The issue I linked to pertains updating the sort order of the workspace contents, not updating the contents. Technically, re-sorting the notes is a change to the workspace contents that don’t work at the moment. From a user’s perspective, sorting the workspace by modification date should make the last modified note in the workspace bubble up to the top. This expectation makes sense.

Implementing a “fix” for the current behavior means to change the protection of the workspace contents. Now, it’s close to a binary decision: does the user see all notes, unfiltered, or does the workspace contain a careful selection that should be protected? Allowing the workspace contents to re-sort based on file system changes is not tricky, but it might affect more use cases than I want.

Which brings me to the titular problem: sometimes, I’m afraid to change parts of my app because I cannot know all the (unintended) consequences. The app’s behavior is way too complex for this.

I deal with this problem in two ways:

  1. I write short lists of intended behavior for intricate use cases to make sure I don’t mix things up in my head 2 months from now.
  2. I write UI tests that remote-control the application and assert it behaves as expected.

UI tests are regression tests.
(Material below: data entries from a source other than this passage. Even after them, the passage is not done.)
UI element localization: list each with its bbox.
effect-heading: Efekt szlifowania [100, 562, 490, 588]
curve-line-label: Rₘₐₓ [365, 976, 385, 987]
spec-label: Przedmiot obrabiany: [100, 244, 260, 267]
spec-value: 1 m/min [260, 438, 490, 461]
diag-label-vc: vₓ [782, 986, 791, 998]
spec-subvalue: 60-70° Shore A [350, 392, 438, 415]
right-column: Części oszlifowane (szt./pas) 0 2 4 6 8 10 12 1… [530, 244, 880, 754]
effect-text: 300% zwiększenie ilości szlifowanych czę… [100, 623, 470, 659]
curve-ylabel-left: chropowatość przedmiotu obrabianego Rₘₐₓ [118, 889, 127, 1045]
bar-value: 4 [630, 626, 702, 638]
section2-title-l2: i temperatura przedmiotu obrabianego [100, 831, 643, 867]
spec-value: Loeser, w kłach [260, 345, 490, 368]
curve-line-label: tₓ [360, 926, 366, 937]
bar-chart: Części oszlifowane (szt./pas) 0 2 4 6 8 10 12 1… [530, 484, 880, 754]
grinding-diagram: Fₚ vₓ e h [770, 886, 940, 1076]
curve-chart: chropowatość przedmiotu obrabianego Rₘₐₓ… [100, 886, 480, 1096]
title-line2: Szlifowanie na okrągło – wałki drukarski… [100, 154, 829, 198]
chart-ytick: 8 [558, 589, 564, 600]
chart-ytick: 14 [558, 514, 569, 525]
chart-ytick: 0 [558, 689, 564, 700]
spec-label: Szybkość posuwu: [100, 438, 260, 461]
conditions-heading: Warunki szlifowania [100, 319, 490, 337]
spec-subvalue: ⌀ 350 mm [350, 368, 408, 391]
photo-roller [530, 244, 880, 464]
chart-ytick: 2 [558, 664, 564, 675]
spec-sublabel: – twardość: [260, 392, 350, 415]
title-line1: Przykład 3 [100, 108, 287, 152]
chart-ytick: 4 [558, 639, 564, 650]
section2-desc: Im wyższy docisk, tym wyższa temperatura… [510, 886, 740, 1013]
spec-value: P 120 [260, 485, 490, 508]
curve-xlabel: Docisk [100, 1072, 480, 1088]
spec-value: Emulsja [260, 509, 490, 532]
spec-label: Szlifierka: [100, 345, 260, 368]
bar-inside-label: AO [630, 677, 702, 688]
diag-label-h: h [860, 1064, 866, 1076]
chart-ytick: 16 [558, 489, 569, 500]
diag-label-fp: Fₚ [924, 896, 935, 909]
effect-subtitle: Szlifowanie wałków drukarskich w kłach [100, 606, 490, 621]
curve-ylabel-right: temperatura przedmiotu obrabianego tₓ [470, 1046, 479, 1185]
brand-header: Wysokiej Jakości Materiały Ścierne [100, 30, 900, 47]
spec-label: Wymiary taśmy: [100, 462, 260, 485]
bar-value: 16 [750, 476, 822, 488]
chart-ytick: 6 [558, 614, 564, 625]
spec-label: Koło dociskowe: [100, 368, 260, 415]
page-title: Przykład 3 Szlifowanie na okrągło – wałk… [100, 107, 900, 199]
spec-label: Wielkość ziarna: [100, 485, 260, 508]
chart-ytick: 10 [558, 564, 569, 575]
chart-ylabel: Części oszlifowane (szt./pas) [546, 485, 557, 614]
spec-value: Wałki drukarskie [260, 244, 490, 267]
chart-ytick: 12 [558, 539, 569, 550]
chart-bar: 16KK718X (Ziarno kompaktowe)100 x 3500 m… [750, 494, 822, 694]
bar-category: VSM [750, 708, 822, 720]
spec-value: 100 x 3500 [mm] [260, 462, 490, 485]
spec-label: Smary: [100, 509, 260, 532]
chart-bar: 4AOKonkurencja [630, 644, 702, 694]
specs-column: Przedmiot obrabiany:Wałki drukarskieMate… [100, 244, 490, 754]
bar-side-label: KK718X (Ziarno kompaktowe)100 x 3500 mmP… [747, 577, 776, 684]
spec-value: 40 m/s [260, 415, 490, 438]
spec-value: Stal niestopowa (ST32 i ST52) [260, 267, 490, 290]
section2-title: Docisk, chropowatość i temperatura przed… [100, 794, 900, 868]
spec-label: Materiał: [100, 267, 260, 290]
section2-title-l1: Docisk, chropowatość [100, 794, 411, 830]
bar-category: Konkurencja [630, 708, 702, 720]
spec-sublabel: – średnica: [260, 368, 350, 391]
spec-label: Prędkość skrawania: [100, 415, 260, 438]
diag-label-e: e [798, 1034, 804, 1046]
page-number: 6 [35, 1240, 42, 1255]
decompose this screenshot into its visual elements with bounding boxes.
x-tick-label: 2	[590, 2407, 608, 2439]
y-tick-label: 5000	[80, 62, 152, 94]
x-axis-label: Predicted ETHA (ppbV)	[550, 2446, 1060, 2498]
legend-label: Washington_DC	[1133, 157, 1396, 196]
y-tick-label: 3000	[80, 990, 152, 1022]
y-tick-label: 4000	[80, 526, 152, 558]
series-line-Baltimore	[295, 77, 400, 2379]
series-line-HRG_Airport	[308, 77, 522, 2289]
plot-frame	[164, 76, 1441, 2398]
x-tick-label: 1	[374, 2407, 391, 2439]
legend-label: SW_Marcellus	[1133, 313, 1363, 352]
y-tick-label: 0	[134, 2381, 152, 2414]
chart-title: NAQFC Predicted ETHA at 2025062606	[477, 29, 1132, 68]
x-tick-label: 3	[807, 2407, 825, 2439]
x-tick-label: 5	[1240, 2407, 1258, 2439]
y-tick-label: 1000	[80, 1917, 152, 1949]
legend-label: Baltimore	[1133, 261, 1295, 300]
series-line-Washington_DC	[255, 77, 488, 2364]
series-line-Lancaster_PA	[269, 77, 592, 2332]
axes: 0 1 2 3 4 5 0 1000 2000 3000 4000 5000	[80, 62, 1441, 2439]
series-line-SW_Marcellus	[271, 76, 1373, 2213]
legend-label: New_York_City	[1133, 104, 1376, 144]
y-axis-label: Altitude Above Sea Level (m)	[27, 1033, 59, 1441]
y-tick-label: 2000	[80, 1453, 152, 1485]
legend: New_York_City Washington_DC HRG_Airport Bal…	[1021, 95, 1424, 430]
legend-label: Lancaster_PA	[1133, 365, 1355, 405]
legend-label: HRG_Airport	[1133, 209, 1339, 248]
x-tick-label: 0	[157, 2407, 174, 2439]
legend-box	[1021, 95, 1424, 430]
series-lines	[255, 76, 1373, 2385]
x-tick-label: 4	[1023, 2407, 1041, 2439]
They make sure I don’t break use cases, or complicate user interactions that would be tiresome to exercise manually hundreds of times.

But UI tests only make sure I don’t break behavior that is actually tested. I can still break things that I didn’t think about. I’m inclined to write tests to orchestrate external file changes, user-originated note editing, and the effects on the UI. Replicating this manually is too cumbersome. But I don’t want to write UI tests as thoroughly as I write unit tests. Testing every branch in your app using UI tests, or integration tests in general, is virtually impossible. There are too many cases. You have to focus on a selection of interaction patterns.

Or, as I quoted J.B. Rainsberger before, “Integration tests are a scam.”

Still, they are useful to make sure that I can test parts of the app that are not yet easily unit-testable, like asynchronous file change timing issues.

If I wrote my apps in a purely functional manner, say with Haskell, I probably wouldn’t have these problems, but also wouldn’t have the app in a working condition. It’s a pragmatic trade-off.

In the end, all I can do is my best to ensure I don’t break things in a bad way. But I will eventually break things to some degree. That’s an inevitable part of the development process. Like now, I’m even deliberately breaking the protection of workspace contents in my app, changing the perceived behavior. It’s hard to tell what’s broken and what’s a change sometimes, because the judgement depends on the interaction of a user with the software, not just the app as a static entity.